Edward Plunkett, Lord DUNSANY (1878-1957).

Tales of War. Boston: Little, Brown, & Co., 1918. Octavo. Original cloth (spine faded and bumped [see images]. Provenance: James B. Pond jr (bookplate). First edition, signed by the author on front free endpaper.

[with:]

Five Plays. Boston: Little, Brown, & Co., 1918. Octavo. Original cloth (spine bumped and slightly chipped at the head and foot [see images]. Provenance: James B. Pond jr (bookplate). Association copy, signed by the author on front free endpaper.

[and:]

Lord DUNSANY’s first tour of the US. - Beatrice, Lady DUNSANY (1880-1970). Two als, to ‘Mr. Pond’ [of the Pond Lecture Bureau, New York City], the first dated ‘July 1. [19]19’ from Dunstall Priory, 2pp., octavo, inviting Pond for lunch in the country “you could then discuss the question of the lectures with my husband & probably come to some arrangement”; the second dated ‘Nov. 9. [19]19’ from Hillside Farm, Wyoming, New York, 1p. of an octavo bi-folium, written during Dunsnay’s lecture tour, asking for $50 ‘as I think I shall want some more American money to get to Chicago &, as you know, we don’t want to change English money & lose on the exchange?’.

James B. ‘Bim’ Pond jr (1889- 1961) was a second generation tour manager In that he took over the business founded by his father – see the James B. Pond papers (1863 – c.1940s) in the Clement Library.

Two signed books and 2 letters recalling the relationship between Lord Dunsany and his US promoter, and the arrangements for his 1919 tour. he tour was a sell-out success.

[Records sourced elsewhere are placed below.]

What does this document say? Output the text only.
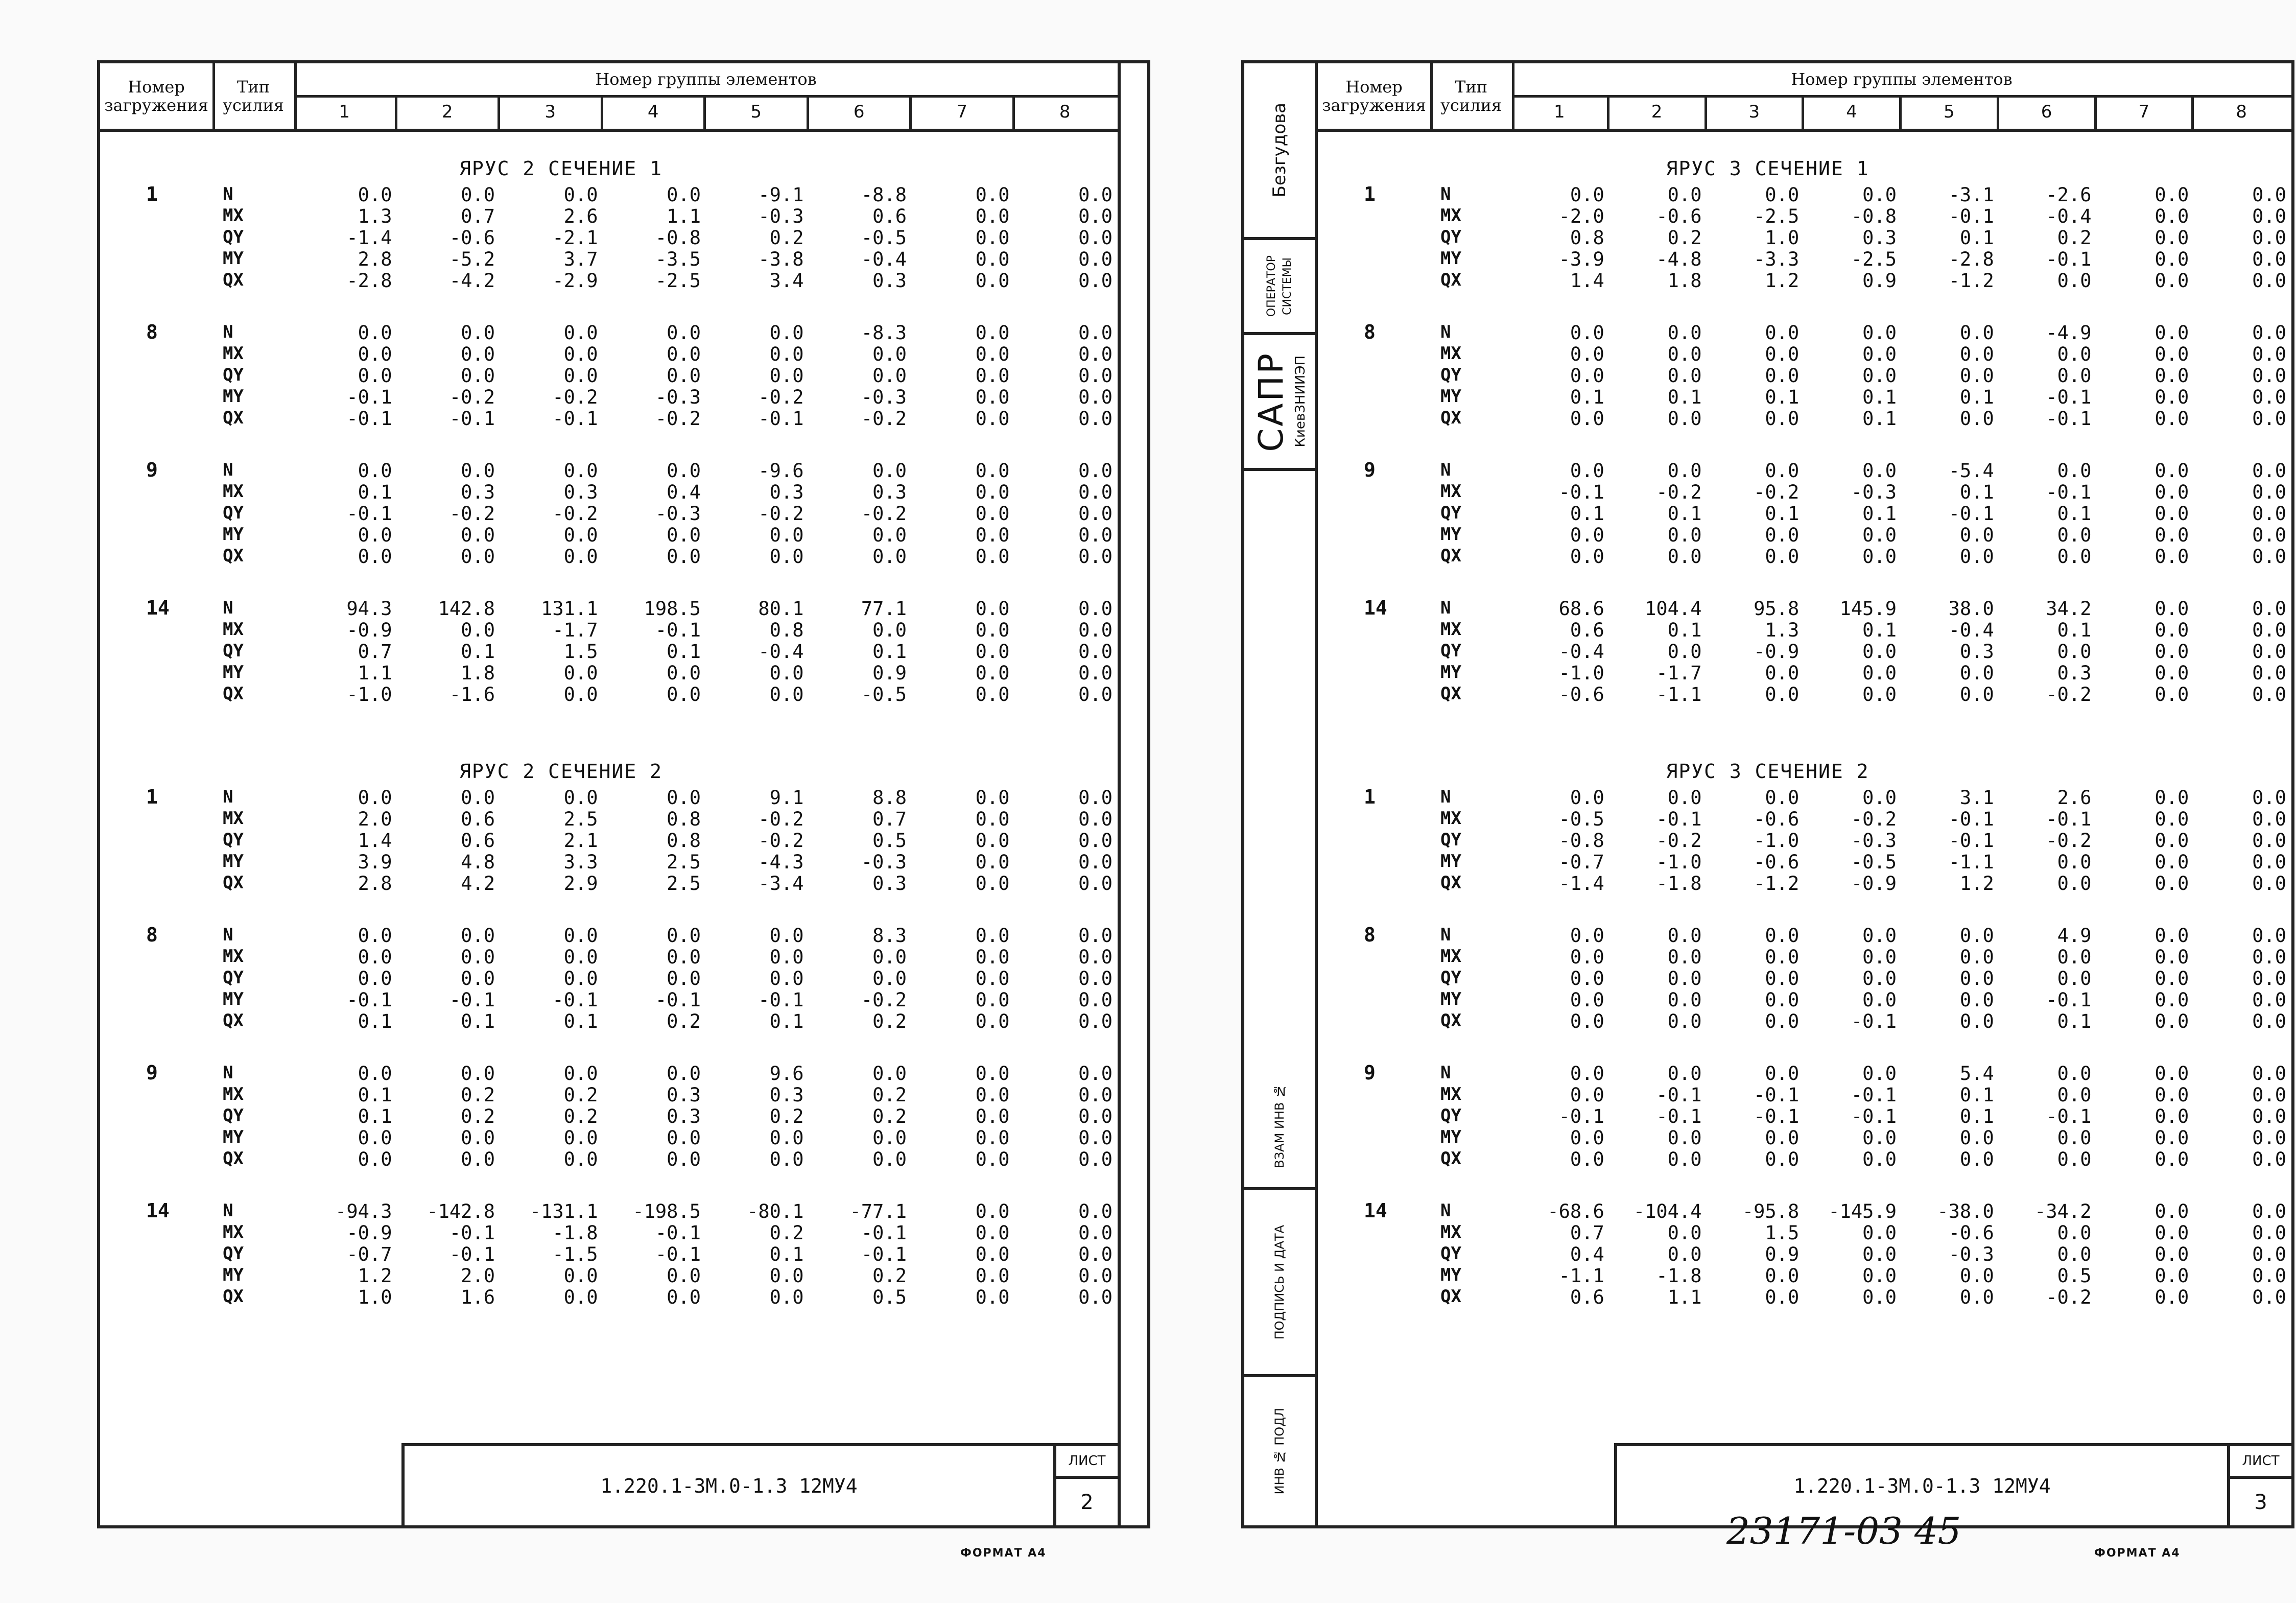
Номер
загружения
Тип
усилия
Номер группы элементов
1	2	3	4	5	6	7	8
ЯРУС 2 СЕЧЕНИЕ 1
1	N	0.0	0.0	0.0	0.0	-9.1	-8.8	0.0	0.0
MX	1.3	0.7	2.6	1.1	-0.3	0.6	0.0	0.0
QY	-1.4	-0.6	-2.1	-0.8	0.2	-0.5	0.0	0.0
MY	2.8	-5.2	3.7	-3.5	-3.8	-0.4	0.0	0.0
QX	-2.8	-4.2	-2.9	-2.5	3.4	0.3	0.0	0.0
8	N	0.0	0.0	0.0	0.0	0.0	-8.3	0.0	0.0
MX	0.0	0.0	0.0	0.0	0.0	0.0	0.0	0.0
QY	0.0	0.0	0.0	0.0	0.0	0.0	0.0	0.0
MY	-0.1	-0.2	-0.2	-0.3	-0.2	-0.3	0.0	0.0
QX	-0.1	-0.1	-0.1	-0.2	-0.1	-0.2	0.0	0.0
9	N	0.0	0.0	0.0	0.0	-9.6	0.0	0.0	0.0
MX	0.1	0.3	0.3	0.4	0.3	0.3	0.0	0.0
QY	-0.1	-0.2	-0.2	-0.3	-0.2	-0.2	0.0	0.0
MY	0.0	0.0	0.0	0.0	0.0	0.0	0.0	0.0
QX	0.0	0.0	0.0	0.0	0.0	0.0	0.0	0.0
14	N	94.3	142.8	131.1	198.5	80.1	77.1	0.0	0.0
MX	-0.9	0.0	-1.7	-0.1	0.8	0.0	0.0	0.0
QY	0.7	0.1	1.5	0.1	-0.4	0.1	0.0	0.0
MY	1.1	1.8	0.0	0.0	0.0	0.9	0.0	0.0
QX	-1.0	-1.6	0.0	0.0	0.0	-0.5	0.0	0.0
ЯРУС 2 СЕЧЕНИЕ 2
1	N	0.0	0.0	0.0	0.0	9.1	8.8	0.0	0.0
MX	2.0	0.6	2.5	0.8	-0.2	0.7	0.0	0.0
QY	1.4	0.6	2.1	0.8	-0.2	0.5	0.0	0.0
MY	3.9	4.8	3.3	2.5	-4.3	-0.3	0.0	0.0
QX	2.8	4.2	2.9	2.5	-3.4	0.3	0.0	0.0
8	N	0.0	0.0	0.0	0.0	0.0	8.3	0.0	0.0
MX	0.0	0.0	0.0	0.0	0.0	0.0	0.0	0.0
QY	0.0	0.0	0.0	0.0	0.0	0.0	0.0	0.0
MY	-0.1	-0.1	-0.1	-0.1	-0.1	-0.2	0.0	0.0
QX	0.1	0.1	0.1	0.2	0.1	0.2	0.0	0.0
9	N	0.0	0.0	0.0	0.0	9.6	0.0	0.0	0.0
MX	0.1	0.2	0.2	0.3	0.3	0.2	0.0	0.0
QY	0.1	0.2	0.2	0.3	0.2	0.2	0.0	0.0
MY	0.0	0.0	0.0	0.0	0.0	0.0	0.0	0.0
QX	0.0	0.0	0.0	0.0	0.0	0.0	0.0	0.0
14	N	-94.3	-142.8	-131.1	-198.5	-80.1	-77.1	0.0	0.0
MX	-0.9	-0.1	-1.8	-0.1	0.2	-0.1	0.0	0.0
QY	-0.7	-0.1	-1.5	-0.1	0.1	-0.1	0.0	0.0
MY	1.2	2.0	0.0	0.0	0.0	0.2	0.0	0.0
QX	1.0	1.6	0.0	0.0	0.0	0.5	0.0	0.0
1.220.1-3М.0-1.3 12МУ4
ЛИСТ
2
ФОРМАТ А4
Безгудова
ОПЕРАТОР СИСТЕМЫ
САПР КиевЗНИИЭП
ВЗАМ ИНВ №
ПОДПИСЬ И ДАТА
ИНВ № ПОДЛ
Номер
загружения
Тип
усилия
Номер группы элементов
1	2	3	4	5	6	7	8
ЯРУС 3 СЕЧЕНИЕ 1
1	N	0.0	0.0	0.0	0.0	-3.1	-2.6	0.0	0.0
MX	-2.0	-0.6	-2.5	-0.8	-0.1	-0.4	0.0	0.0
QY	0.8	0.2	1.0	0.3	0.1	0.2	0.0	0.0
MY	-3.9	-4.8	-3.3	-2.5	-2.8	-0.1	0.0	0.0
QX	1.4	1.8	1.2	0.9	-1.2	0.0	0.0	0.0
8	N	0.0	0.0	0.0	0.0	0.0	-4.9	0.0	0.0
MX	0.0	0.0	0.0	0.0	0.0	0.0	0.0	0.0
QY	0.0	0.0	0.0	0.0	0.0	0.0	0.0	0.0
MY	0.1	0.1	0.1	0.1	0.1	-0.1	0.0	0.0
QX	0.0	0.0	0.0	0.1	0.0	-0.1	0.0	0.0
9	N	0.0	0.0	0.0	0.0	-5.4	0.0	0.0	0.0
MX	-0.1	-0.2	-0.2	-0.3	0.1	-0.1	0.0	0.0
QY	0.1	0.1	0.1	0.1	-0.1	0.1	0.0	0.0
MY	0.0	0.0	0.0	0.0	0.0	0.0	0.0	0.0
QX	0.0	0.0	0.0	0.0	0.0	0.0	0.0	0.0
14	N	68.6	104.4	95.8	145.9	38.0	34.2	0.0	0.0
MX	0.6	0.1	1.3	0.1	-0.4	0.1	0.0	0.0
QY	-0.4	0.0	-0.9	0.0	0.3	0.0	0.0	0.0
MY	-1.0	-1.7	0.0	0.0	0.0	0.3	0.0	0.0
QX	-0.6	-1.1	0.0	0.0	0.0	-0.2	0.0	0.0
ЯРУС 3 СЕЧЕНИЕ 2
1	N	0.0	0.0	0.0	0.0	3.1	2.6	0.0	0.0
MX	-0.5	-0.1	-0.6	-0.2	-0.1	-0.1	0.0	0.0
QY	-0.8	-0.2	-1.0	-0.3	-0.1	-0.2	0.0	0.0
MY	-0.7	-1.0	-0.6	-0.5	-1.1	0.0	0.0	0.0
QX	-1.4	-1.8	-1.2	-0.9	1.2	0.0	0.0	0.0
8	N	0.0	0.0	0.0	0.0	0.0	4.9	0.0	0.0
MX	0.0	0.0	0.0	0.0	0.0	0.0	0.0	0.0
QY	0.0	0.0	0.0	0.0	0.0	0.0	0.0	0.0
MY	0.0	0.0	0.0	0.0	0.0	-0.1	0.0	0.0
QX	0.0	0.0	0.0	-0.1	0.0	0.1	0.0	0.0
9	N	0.0	0.0	0.0	0.0	5.4	0.0	0.0	0.0
MX	0.0	-0.1	-0.1	-0.1	0.1	0.0	0.0	0.0
QY	-0.1	-0.1	-0.1	-0.1	0.1	-0.1	0.0	0.0
MY	0.0	0.0	0.0	0.0	0.0	0.0	0.0	0.0
QX	0.0	0.0	0.0	0.0	0.0	0.0	0.0	0.0
14	N	-68.6	-104.4	-95.8	-145.9	-38.0	-34.2	0.0	0.0
MX	0.7	0.0	1.5	0.0	-0.6	0.0	0.0	0.0
QY	0.4	0.0	0.9	0.0	-0.3	0.0	0.0	0.0
MY	-1.1	-1.8	0.0	0.0	0.0	0.5	0.0	0.0
QX	0.6	1.1	0.0	0.0	0.0	-0.2	0.0	0.0
1.220.1-3М.0-1.3 12МУ4
ЛИСТ
3
23171-03 45
ФОРМАТ А4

"It is hard now to convey just how popular Dunsany was in the decade centering around 1919-1920. Mencken considered it a coup to get his stories for THE SMART SET and to be the one to introduce him to the American public. New York theaters fought over the right to put on his newest play. Film studios in Germany, England, and America tried to negotiate contracts to make movies out of his plays or to have him write scripts for them. F. Scott Fitzgerald includes a scene in his first novel where his young hero goes through a 'Dunsany period' at college (immediately after his PORTRAIT OF DORIAN GRAY stage), when he and a friend take turns reading Dunsany's poetry back and forth to each other.  Ernest Hemingway took his tales along with him on a camping trip and read them aloud to his friends at night around the campfire; in typical laconic fashion, Hemingway contributes the briefest evaluation of Dunsany on records ("He's great").  James Thurber starred in a college production of A NIGHT AT AN INN which was apparently a great success. When J. B. Pond lured Dunsany over on a lecture tour from October 1919 through January 1920 he was feted and lionized, ranked with top authors of the day like Spanish novelist Blasco Ibanez (THE FOUR HORSEMEN OF THE APOCALYPSE) and recent Nobel Prize winner Maurice Maeterlinck (THE BLUE BIRD). Between engagements he spent his time socializing with the Maeterlincks and ex-President Roosevelt's family, and meeting Kahlil Gibran (THE PROPHET), Mencken, and, as he casually remarks on one occasion, "all the poets in America." Everywhere he was deluged by reporters, who wanted his opinions on every topic imaginable. His lectures were packed; they were so successful that Pond made plans for him to tour the West as well as the East. At a lecture in Boston he so impressed one writer in the audience, H. P. Lovecraft, that Lovecraft devoted the next seven years to writing imitation Dunsany. On all sides Dunsany was treated as one of the greatest living writers, by public and intelligentsia alike.